Cornbread is a southern and country food staple. It seems to go with just about any other traditional southern food or on its own.
Unfortunately, my late grandfather had a habit I hear is common — crumbling it in a glass of milk and drinking it like some kind of carbalicious milkshake. I love my grandfather, but I couldn’t look at him while he was drinking his cornbread. My childhood gag reflex would kick in and I’d squeal for him to cut it out. He never did. The man loved me, but not enough to refrain from traumatizing his firstborn grandchild with cornbread.
The most common accompaniment I see to cornbread here is beans, which are likely something else my grandfather would have loved while I avoided it like the plague (see an upcoming blog post about a baked beans recipe). When my other food option is beans, I will consume cornbread willingly, but that doesn't happen very often.
See, for a long time, I avoided cornbread for reasons other than cornbread milkshakes. It just seemed like it was always so dry and crumbly that it was only good for dumping into improperly thickened chili or smothering with cheese or butter to add some moisture. I decided if I wanted buttery, cheesy bread, I’d just add garlic and make garlic bread (there is nothing garlic can’t solve — it’s magic). I thought that’s just how cornbread was. There were usually too many other options for bread available to choose from when I came into contact with it that I could go years without consuming it.
But recently, someone brought up the menu for a dinner I was going to — soup and cornbread. I didn’t really have time to make soup, so I offered to make some cornbread, even if I didn’t plan to eat it. Then I thought about cheesy jalapeño cornbread and relented a bit on whether I'd eat it. Then I found *this recipe* on Pinterest from *The Yummy Life* and, at least with this recipe, the blog lives up to its name.
Personally, I find that cornbread that includes full kernels of corn and/or cheese really helps keep the bread from getting dry.

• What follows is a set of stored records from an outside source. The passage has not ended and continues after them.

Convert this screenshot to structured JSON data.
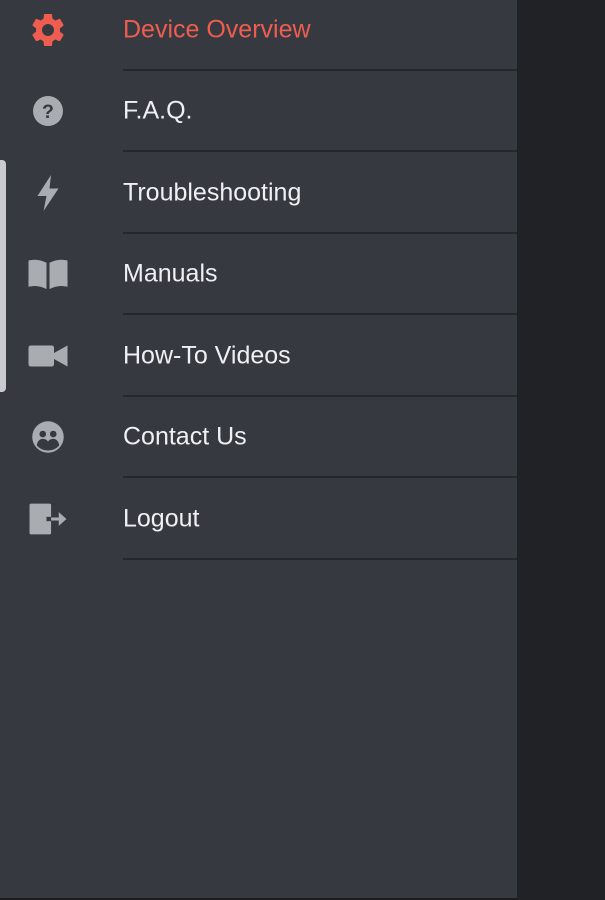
{
  "colors": {
    "drawer_bg": "#363a40",
    "scrim_bg": "#202226",
    "accent": "#ee5d4f",
    "icon_gray": "#a9acb1",
    "text": "#eef0f2"
  },
  "menu": {
    "items": [
      {
        "label": "Device Overview",
        "icon": "gear-icon",
        "active": true
      },
      {
        "label": "F.A.Q.",
        "icon": "help-circle-icon",
        "active": false
      },
      {
        "label": "Troubleshooting",
        "icon": "lightning-bolt-icon",
        "active": false
      },
      {
        "label": "Manuals",
        "icon": "open-book-icon",
        "active": false
      },
      {
        "label": "How-To Videos",
        "icon": "video-camera-icon",
        "active": false
      },
      {
        "label": "Contact Us",
        "icon": "support-group-icon",
        "active": false
      },
      {
        "label": "Logout",
        "icon": "logout-icon",
        "active": false
      }
    ]
  }
}
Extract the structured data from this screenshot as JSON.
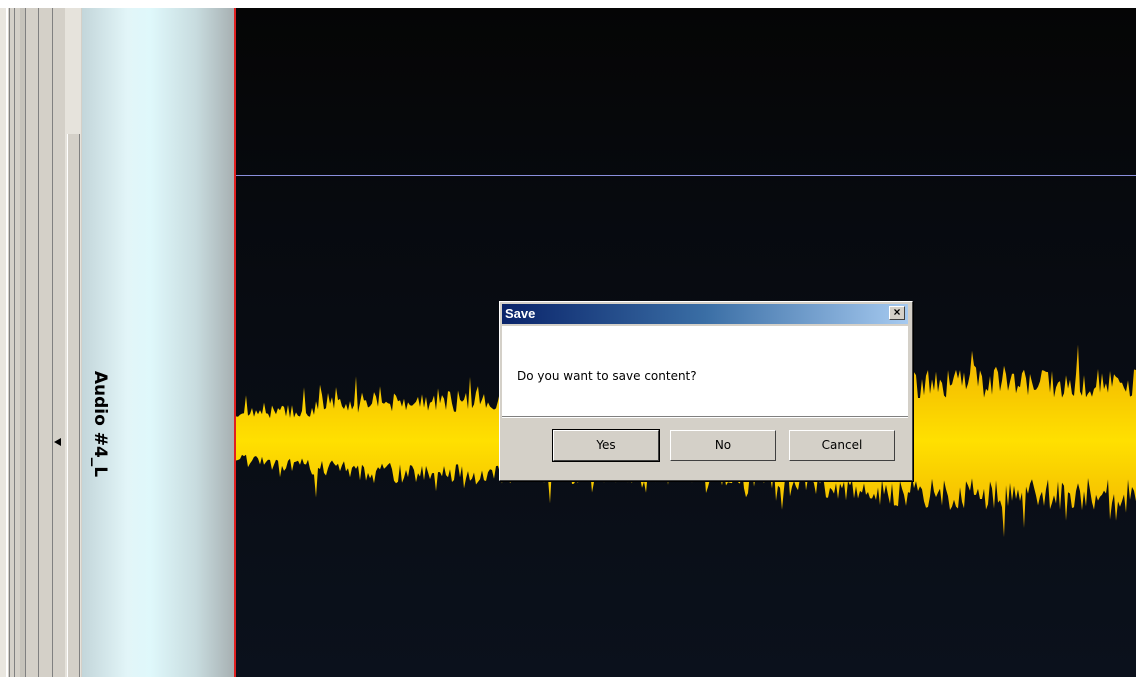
{
  "track": {
    "name": "Audio #4_L"
  },
  "colors": {
    "waveform": "#ffd700",
    "playhead": "#e02020",
    "divider": "#8a8fdc",
    "dialog_title_start": "#0a246a",
    "dialog_title_end": "#a6caf0"
  },
  "dialog": {
    "title": "Save",
    "close_label": "×",
    "message": "Do you want to save content?",
    "buttons": {
      "yes": "Yes",
      "no": "No",
      "cancel": "Cancel"
    }
  }
}
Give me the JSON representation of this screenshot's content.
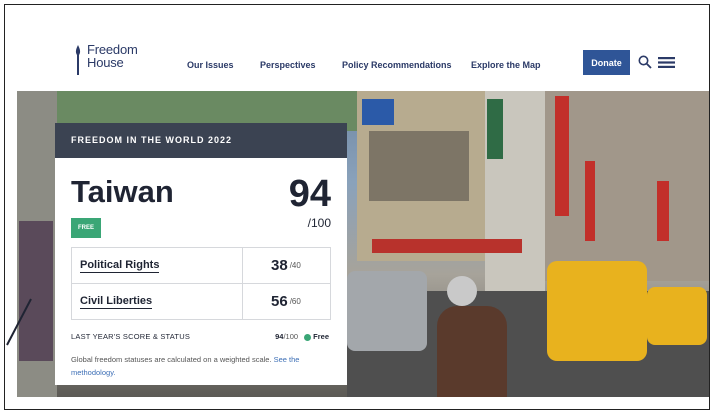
{
  "brand": {
    "line1": "Freedom",
    "line2": "House"
  },
  "nav": [
    {
      "label": "Our Issues"
    },
    {
      "label": "Perspectives"
    },
    {
      "label": "Policy Recommendations"
    },
    {
      "label": "Explore the Map"
    }
  ],
  "donate_label": "Donate",
  "icons": {
    "search": "search-icon",
    "menu": "menu-icon"
  },
  "colors": {
    "donate": "#2f5597",
    "card_header": "#3b4352",
    "free": "#3aa676",
    "link": "#3d6fb6"
  },
  "card": {
    "header": "FREEDOM IN THE WORLD 2022",
    "country": "Taiwan",
    "total_score": "94",
    "total_max": "/100",
    "status_badge": "FREE",
    "rows": [
      {
        "label": "Political Rights",
        "score": "38",
        "max": "/40"
      },
      {
        "label": "Civil Liberties",
        "score": "56",
        "max": "/60"
      }
    ],
    "last_year_label": "LAST YEAR'S SCORE & STATUS",
    "last_year_score": "94",
    "last_year_max": "/100",
    "last_year_status": "Free",
    "note_text": "Global freedom statuses are calculated on a weighted scale. ",
    "note_link": "See the methodology."
  }
}
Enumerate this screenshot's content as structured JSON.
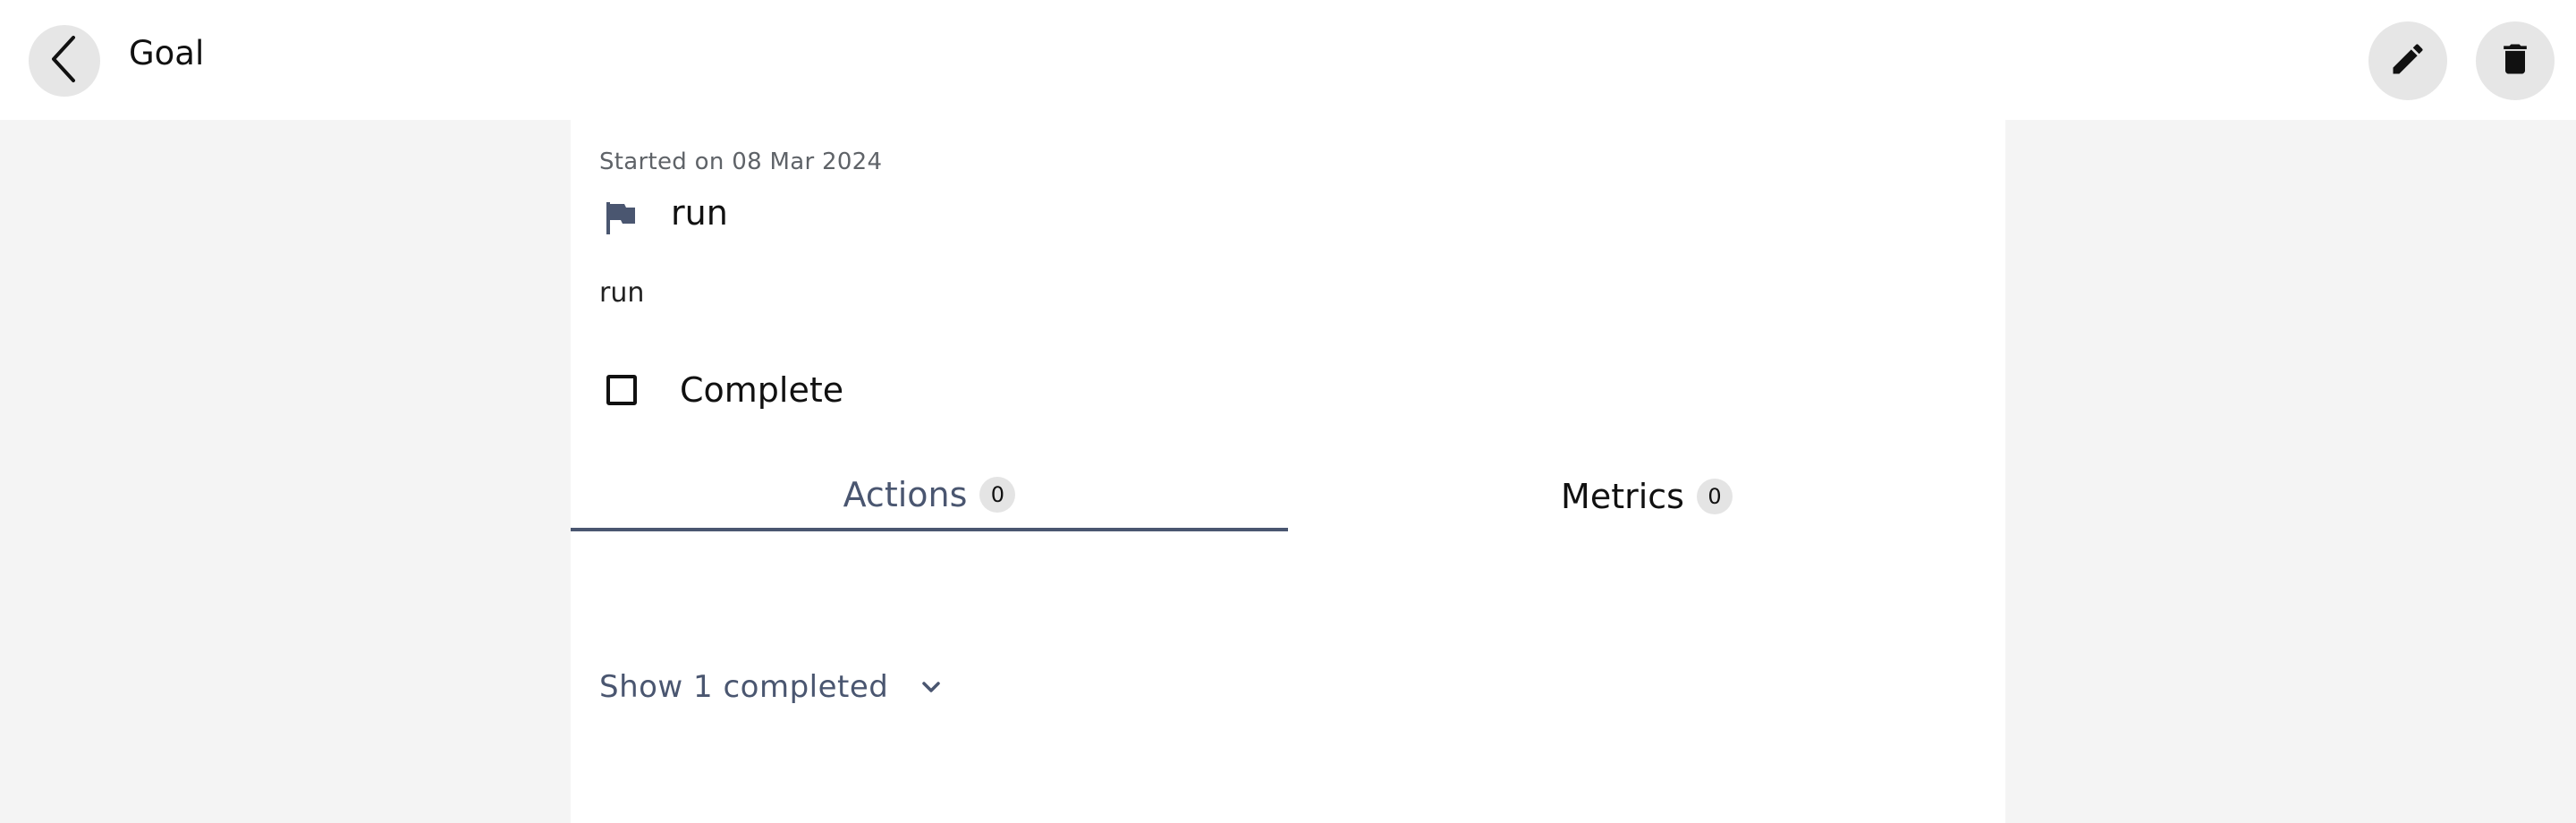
{
  "header": {
    "title": "Goal",
    "icons": {
      "back": "chevron-left-icon",
      "edit": "pencil-icon",
      "delete": "trash-icon"
    }
  },
  "goal": {
    "started": "Started on 08 Mar 2024",
    "name": "run",
    "description": "run",
    "flag_icon": "flag-icon",
    "flag_color": "#4a5670"
  },
  "complete": {
    "label": "Complete",
    "checked": false
  },
  "tabs": [
    {
      "label": "Actions",
      "count": "0",
      "active": true
    },
    {
      "label": "Metrics",
      "count": "0",
      "active": false
    }
  ],
  "show_completed": {
    "label": "Show 1 completed",
    "icon": "chevron-down-icon"
  },
  "colors": {
    "accent": "#4a5670",
    "background": "#f4f4f4",
    "surface": "#ffffff"
  }
}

This recipe not only has both of those elements, but also a can of drained green chiles, leaving this cornbread only a bit crumbly, but in a good way, rather than a dehydrated one.
Start with combining cornmeal, all-purpose flour, baking powder, salt, cumin and black pepper. The recipe has an option for using powdered buttermilk instead of the liquid kind, and if you choose to use that, include that here, too.
In another bowl (or not, I mean really, who has time to do all the extra dishes?), add buttermilk or water if you’re using powdered buttermilk, an egg and honey if you’re using it (I didn’t), and combine until it’s just mixed together.
Then fold in chopped green onions, corn (fresh, canned or frozen), minced or chopped jalapeño (leave the seeds out if you like it more mild), a can of chopped and drained green chiles and some shredded sharp or extra sharp cheddar cheese. Because this isn’t diet food, you can use full or low-fat cheese, but not fat free. Not only will that take away from some of the flavor, but it won’t work into the bread the same way.
The recipe calls for having preheated a pan or cast iron skillet in the oven, but I didn’t do that, either. I oiled my cast iron (because, unless you need it to be muffins or don’t have cast iron, why would you use anything else?) and poured the batter in to bake at 400ºF for about 25 to 30 minutes until it was golden brown and … oh my gracious … when it’s golden brown …
Y’all, I’ve never experienced corn bread like this.
The hardest part is letting this cool and firm up a bit to make it easier to cut.
And as fattening as this sounds with the cheese and all, it’s really not terrible, nutrition-wise. I mean, don’t live on it, but the 174 calories per serving (it serves nine) is totally worth it. Done right, this tastes like it’s much more expensive calorie-wise than it is.
You need to try this.
And keep it out of that glass of milk. That’s nasty.